As all travel managers are only too aware, successful outcomes are the result of careful and considered planning
Some questions have no answer. Why, for example, do Italians bother to have zebra crossings? Why (as any parent of one will attest) do British males under 25 believe spraying half a can of Lynx into each armpit will attract the opposite sex?
But, above all, why are we suddenly being plagued with an epidemic of the prefix “pre-“? I am constantly hearing this tautology on TV and radio in phrases such as “pre-prepared statement” or, a favourite of our nation’s police officers, “pre-planned operation”.
Using “pre-“ like this actually distorts meaning. Surely the operation wasn’t pre-planned but planned? Or are the rozzers telling me they went ahead and raided that crack den before they actually figured out how they were going to do it?
Yet, thinking this through, perhaps the nation has stumbled on a very useful new word, because there’s overwhelming evidence of a lot of “pre-planning” right now: rushing into action before considering your strategy. Exhibit A for this argument is, naturally, Brexit. With, at time of writing, every chance we will tumble out of the EU with no deal, the premature triggering of Article 50 in 2017 before developing any detailed vision for how we might depart looks even greater folly now than it did then.
Planning also went through my mind when reading about the disappearance of the footballer Emiliano Sala. Many people who work in managed travel must immediately have asked themselves the same question: what was someone travelling for work, as Sala was, doing flying from France to Wales in that kind of aircraft?
Without going into the exact details of who booked what, or how Sala ended up in a single-engined, light aircraft flown by a boiler engineer and part-time pilot, there are lessons to be learned here for travel managers. This tragic story is a reminder that duty-of-care towards travelling employees includes due diligence: ensuring there is adequate licensing, vetting and risk and liability assessment to cover each occasion they board an aircraft, enter a car or clamber into a bed for the night.
Some of the intermediaries providing all the above have changed in recent years.
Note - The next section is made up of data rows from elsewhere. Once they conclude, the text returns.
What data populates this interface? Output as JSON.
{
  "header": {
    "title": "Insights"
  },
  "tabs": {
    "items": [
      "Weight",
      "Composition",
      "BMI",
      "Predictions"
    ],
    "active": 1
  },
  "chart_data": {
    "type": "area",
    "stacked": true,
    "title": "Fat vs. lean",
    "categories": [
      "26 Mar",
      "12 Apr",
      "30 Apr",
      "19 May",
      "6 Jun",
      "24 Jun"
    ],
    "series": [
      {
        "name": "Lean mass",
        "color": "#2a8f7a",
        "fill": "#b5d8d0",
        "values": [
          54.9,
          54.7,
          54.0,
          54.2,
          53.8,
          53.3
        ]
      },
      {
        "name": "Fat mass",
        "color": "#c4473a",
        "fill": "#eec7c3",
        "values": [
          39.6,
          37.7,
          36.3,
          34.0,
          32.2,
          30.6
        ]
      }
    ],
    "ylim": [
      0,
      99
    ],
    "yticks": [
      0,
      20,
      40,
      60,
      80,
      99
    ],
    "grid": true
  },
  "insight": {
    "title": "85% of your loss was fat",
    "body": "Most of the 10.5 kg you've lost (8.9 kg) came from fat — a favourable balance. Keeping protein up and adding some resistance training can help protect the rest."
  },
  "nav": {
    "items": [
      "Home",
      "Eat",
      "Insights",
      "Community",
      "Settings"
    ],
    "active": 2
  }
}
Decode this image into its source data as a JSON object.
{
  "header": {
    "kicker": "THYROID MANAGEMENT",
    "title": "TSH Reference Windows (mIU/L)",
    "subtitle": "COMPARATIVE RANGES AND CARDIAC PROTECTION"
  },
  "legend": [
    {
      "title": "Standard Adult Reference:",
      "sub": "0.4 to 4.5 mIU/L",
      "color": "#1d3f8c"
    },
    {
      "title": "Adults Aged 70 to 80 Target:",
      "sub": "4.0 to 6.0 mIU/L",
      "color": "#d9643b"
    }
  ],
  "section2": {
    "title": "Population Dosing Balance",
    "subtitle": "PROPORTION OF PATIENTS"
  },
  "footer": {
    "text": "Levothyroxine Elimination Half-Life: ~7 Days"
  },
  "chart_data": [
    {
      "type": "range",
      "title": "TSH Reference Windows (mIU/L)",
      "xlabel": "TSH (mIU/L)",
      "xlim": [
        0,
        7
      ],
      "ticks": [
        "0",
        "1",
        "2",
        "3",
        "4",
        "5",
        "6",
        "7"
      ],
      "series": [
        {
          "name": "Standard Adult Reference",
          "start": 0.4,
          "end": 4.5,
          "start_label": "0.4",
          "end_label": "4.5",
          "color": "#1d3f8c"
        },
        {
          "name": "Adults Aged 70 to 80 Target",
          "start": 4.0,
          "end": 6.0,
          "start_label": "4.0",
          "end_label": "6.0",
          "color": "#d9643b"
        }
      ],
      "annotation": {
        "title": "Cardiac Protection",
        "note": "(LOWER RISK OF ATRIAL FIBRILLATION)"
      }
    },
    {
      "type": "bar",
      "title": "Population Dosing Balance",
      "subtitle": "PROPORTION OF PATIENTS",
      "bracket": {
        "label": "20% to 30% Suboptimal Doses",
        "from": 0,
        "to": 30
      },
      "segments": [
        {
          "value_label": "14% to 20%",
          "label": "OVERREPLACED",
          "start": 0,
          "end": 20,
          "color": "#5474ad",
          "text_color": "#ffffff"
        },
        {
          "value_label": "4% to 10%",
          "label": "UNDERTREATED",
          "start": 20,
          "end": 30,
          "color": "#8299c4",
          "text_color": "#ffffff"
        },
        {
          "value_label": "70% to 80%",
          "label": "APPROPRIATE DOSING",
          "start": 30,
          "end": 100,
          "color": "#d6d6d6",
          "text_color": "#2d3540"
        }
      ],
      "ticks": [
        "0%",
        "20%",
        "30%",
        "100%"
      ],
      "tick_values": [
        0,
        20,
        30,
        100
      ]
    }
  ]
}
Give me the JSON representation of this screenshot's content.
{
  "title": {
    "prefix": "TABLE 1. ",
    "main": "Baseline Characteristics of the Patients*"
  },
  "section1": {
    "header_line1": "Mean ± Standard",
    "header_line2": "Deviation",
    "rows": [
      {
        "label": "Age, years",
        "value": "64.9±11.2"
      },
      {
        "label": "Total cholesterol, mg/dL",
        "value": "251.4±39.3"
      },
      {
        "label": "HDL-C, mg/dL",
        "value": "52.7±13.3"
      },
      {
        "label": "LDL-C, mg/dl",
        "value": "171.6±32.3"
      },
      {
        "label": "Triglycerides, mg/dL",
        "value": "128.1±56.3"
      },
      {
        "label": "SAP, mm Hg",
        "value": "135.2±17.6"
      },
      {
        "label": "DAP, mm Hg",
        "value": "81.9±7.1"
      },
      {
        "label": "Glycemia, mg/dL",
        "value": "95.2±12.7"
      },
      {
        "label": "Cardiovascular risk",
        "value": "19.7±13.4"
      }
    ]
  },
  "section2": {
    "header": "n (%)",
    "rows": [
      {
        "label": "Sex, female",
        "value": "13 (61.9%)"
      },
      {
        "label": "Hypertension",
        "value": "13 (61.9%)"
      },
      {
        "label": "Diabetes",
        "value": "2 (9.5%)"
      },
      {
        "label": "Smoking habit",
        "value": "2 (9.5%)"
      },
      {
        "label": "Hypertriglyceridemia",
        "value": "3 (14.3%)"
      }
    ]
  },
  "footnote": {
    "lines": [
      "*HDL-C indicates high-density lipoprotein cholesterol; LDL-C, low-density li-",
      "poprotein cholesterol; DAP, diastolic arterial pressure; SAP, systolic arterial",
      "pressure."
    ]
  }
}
For example, there are now flight-sharing platforms that connect passengers with private pilots. It’s legal so long as the pilot does not charge the passenger more than a pro rata share of the direct costs of the flight.
But whether for flying or anything else, and however popular they may be with travellers themselves, travel managers must ensure use of any intermediary is consistent with their duty-of-care and doesn’t leave them legally exposed.
In the case of Sala, the agent told the Daily Mail: “When you spend €17 million on a footballer, you don’t put him on an easyJet flight.” Ironically, if Sala had flown in an easyJet aircraft, he would still be alive and perhaps banging in the goals for Cardiff City today.
Meanwhile, there was an impressive early bid for most incompetent travel professional of the year at January’s Business Travel Awards in London. One reveller caused much mirth around midnight as he suddenly realised he had travelled up to London without any record, or recollection, of which hotel he had booked. I’d think it funny, too, if it weren’t for the fact that the individual in question was me.